Ce que cela coûte

Le journaliste Frank Hughes se rend chez Eddie Brown afin d’écrire un article racontant comment un boxeur se prépare pour le titre de champion du monde des poids moyens. Entraînements, repas, conversations: Frank va coller aux basques du challenger, soupeser ce qu’il vit et ressent. Il y a la place déterminante de l’entourage, aux petits soins pour ce fils de plâtrier d’origine allemande, au premier rang duquel trône et bougonne Le Doc, un génie d’entraîneur. « Eddie Brown était le boxeur que Doc Carroll aurait voulu être. À cette union, l’un avait apporté sa jeunesse et ses forces, et l’autre, ses années d’expériences et son génie (…). » Dans un New York révolu (en VO, le livre est paru en 1958), on est avec eux, sur leur territoire, dans le vestiaire, à la colle sur le ruban des jours lourds de concentration. Il y a le noble art et la manière. Chroniqueur, correspondant de guerre et journaliste sportif, Wilfred Charles Heinz (1915-2008) carbure à l’authentique.
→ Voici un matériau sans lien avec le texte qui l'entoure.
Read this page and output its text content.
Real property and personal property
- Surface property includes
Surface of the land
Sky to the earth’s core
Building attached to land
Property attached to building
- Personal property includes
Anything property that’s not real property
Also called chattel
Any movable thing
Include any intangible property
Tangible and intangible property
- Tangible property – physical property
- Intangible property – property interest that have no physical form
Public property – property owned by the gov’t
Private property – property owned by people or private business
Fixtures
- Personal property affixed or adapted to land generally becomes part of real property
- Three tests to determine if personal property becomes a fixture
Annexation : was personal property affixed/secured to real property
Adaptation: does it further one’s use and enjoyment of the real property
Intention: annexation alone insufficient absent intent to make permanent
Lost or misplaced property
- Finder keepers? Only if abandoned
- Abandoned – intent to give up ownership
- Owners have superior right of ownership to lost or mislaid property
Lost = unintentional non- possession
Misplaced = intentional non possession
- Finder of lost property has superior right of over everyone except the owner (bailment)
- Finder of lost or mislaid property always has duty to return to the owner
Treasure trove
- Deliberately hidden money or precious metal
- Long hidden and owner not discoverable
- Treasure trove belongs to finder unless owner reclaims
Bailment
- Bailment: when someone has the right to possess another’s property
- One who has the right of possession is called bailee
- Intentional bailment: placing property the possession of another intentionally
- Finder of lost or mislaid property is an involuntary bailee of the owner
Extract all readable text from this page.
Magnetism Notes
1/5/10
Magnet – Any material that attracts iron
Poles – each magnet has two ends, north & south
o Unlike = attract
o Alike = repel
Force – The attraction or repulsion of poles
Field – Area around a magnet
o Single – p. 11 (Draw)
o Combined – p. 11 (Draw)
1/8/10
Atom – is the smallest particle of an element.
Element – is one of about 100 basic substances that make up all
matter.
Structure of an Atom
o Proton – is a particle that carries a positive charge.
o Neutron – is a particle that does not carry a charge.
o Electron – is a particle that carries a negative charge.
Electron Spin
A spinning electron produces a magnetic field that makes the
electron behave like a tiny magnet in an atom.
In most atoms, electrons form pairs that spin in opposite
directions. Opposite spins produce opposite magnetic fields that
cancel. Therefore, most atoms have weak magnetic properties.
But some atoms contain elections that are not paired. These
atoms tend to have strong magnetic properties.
Comme un boxeur travaille son allonge, avec un sens de la tchatche, du vivant qui circule, Heinz signe un bouquin qui est aussi un plaidoyer pour le grand reportage. Du reste, l’auteur éduque son sparring-partner, travaillant son lecteur à coups de dialogues comme autant de jabs. Le récit érige son héraut en porte-drapeau. « Ce n’est qu’un boxeur, mais il se bat contre toute la camelote qu’on nous vend à la télé, dans les librairies, dans nos journaux et nos magazines, et partout ailleurs. Vous êtes conscients de ça, n’est-ce pas? » À la fin du livre, d’aucuns, sonnés pour le compte, auront le regard qui se trouble. « Reprise », dit quelqu’un.

De W.C. Heinz, ÉDITIONS Monsieur Toussaint Louverture, traduit de l’anglais (États-Unis) par Emmanuelle et Philippe Aronson, 352 pages.